Interim en lingerie 6: je pète les plombs !

 Le comptage va me rendre dingue

A compter 7 heures d’affilée par jour, sans réfléchir, sans parler, sans rien d’autre, je me demande si je ne commence pas à péter les plombs. Je rentre le soir de l’usine après avoir passé 7 heures, 7 fois 60 = 420 minutes, à scanner des codes barres

mon cerveau se met à déglinguer à nouveau le soir. Il se tait tôt parce qu’il s’endort de fatigue, mais il déglingue quand même : « C’est ça ta vie ! Tu comptes à longueur de journée ! Tu comptes encore ! Tu vas devenir dingue ! » C’est juste l’histoire d’un mois, mais ça promet. Seule, isolée, préprogrammée pour les tâches de comptage. Mon cerveau tout entier dédié à cette tâche, se saoûle s’enivre se fatigue.

J’ai tenté de prendre un calmant comme m’avait conseillé le psychédélique. La moitié seulement, parce que la notice m’a foutu les jetons : « Si vous vous mettez à agresser des gens, consultez votre médecin ». Franchement j’ai eu peur. Je suis une non-violente, quand même, même si mon cerveau se déglingue. Donc j’ai avalé la moitié de mon calmant. Pendant la pause : discrètement :

avec un gobelet et l’eau de la machine. L’eau sort par un embout tartiné de rouge à lèvres des femmes des bureaux. Elles remplissent leur bouteille d’eau tartinée de rouge qu’elles collent à l’embout de la machine, ça donne de l’eau parfumée et crasseuse un délice. J’avale mon calmant à l’eau crasseuse.

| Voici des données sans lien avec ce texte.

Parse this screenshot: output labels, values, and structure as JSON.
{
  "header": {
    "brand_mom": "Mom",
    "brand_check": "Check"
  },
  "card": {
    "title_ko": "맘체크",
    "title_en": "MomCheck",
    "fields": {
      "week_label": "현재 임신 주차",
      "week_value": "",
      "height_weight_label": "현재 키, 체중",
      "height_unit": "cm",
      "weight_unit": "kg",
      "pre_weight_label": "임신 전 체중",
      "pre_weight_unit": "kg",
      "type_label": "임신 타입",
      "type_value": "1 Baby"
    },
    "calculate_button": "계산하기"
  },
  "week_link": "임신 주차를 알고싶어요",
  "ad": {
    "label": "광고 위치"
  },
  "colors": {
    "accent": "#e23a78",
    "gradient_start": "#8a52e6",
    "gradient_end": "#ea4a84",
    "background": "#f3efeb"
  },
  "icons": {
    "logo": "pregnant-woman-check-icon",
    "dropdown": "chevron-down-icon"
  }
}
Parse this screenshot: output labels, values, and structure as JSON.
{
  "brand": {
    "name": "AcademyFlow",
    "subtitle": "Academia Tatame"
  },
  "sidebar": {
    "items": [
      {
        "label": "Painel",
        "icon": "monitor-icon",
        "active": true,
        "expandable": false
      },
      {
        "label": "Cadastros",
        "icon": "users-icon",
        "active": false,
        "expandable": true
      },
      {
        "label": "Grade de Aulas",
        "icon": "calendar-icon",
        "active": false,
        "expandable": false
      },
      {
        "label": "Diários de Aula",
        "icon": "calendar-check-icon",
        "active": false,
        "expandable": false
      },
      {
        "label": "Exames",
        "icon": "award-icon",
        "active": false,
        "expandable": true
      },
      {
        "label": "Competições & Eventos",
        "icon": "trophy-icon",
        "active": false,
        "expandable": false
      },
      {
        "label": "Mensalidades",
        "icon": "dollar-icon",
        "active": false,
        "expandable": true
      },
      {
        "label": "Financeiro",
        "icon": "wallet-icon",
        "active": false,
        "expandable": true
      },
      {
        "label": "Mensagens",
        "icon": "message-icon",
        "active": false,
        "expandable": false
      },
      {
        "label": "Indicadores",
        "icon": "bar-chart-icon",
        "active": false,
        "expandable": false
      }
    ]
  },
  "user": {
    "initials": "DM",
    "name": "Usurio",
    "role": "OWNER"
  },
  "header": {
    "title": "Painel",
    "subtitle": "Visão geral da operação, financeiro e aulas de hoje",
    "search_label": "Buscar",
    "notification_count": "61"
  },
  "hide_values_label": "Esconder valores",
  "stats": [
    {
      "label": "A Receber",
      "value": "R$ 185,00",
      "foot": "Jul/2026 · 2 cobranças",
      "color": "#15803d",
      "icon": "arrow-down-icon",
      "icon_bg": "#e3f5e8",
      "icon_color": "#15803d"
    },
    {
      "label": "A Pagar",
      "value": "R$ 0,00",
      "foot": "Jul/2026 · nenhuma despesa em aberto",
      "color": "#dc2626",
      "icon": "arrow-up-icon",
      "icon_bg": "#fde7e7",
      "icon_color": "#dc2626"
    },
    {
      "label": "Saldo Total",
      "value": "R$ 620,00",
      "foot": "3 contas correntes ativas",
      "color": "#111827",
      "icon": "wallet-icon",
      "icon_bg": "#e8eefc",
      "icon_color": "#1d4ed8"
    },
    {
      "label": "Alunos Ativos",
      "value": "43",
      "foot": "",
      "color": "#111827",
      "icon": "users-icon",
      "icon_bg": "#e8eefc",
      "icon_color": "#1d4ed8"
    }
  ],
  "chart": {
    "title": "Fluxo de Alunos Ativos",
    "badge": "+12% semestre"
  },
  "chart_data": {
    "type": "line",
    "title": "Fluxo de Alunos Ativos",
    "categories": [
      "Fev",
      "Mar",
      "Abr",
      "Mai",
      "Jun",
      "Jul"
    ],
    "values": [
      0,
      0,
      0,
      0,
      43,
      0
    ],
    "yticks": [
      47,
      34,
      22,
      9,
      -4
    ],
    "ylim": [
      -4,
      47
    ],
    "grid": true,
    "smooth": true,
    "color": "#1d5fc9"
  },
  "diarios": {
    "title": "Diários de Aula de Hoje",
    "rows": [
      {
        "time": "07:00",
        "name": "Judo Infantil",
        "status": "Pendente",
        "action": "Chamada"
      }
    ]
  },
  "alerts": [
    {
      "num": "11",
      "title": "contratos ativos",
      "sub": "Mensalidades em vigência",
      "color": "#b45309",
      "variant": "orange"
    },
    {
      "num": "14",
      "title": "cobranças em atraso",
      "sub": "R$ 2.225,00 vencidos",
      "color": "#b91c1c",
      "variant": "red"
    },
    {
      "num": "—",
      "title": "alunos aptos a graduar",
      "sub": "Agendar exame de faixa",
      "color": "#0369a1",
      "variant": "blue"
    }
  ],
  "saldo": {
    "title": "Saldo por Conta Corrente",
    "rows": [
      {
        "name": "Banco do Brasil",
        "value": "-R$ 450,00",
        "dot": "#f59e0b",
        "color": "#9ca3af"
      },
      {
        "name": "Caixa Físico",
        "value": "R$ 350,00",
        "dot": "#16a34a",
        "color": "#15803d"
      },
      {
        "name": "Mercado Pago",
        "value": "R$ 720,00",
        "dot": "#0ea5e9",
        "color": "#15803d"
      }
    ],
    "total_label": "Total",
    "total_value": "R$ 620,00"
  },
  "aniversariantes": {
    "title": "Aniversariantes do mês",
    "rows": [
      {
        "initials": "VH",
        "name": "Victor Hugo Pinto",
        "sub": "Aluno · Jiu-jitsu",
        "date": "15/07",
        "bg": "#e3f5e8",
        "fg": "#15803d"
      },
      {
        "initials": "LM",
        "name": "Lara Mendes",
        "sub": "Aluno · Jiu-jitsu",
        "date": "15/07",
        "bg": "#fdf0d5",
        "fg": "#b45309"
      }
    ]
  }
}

Une heure plus tard je me dirige vers Françoise, face à son bureau où ses jambes sont allongées.

 Je me baisse, me saisis de ses talons aiguilles. Troue son bureau, son écran d’ordi, cartons, pistolet, boîtes, barquettes, vitre des chefs, crâne d’oeuf du chef, à coups de pioche de talons pointus noir brillant. Mon cerveau s’est déglingué sous l’effet du calmant. Je tiens toujours mon pistolet mais je rêve à ces talons pioches et les pleurs coulent sous mes yeux, fatigue, solitude mentale, comptages, usine. Intérim. Un mois. Ca promet.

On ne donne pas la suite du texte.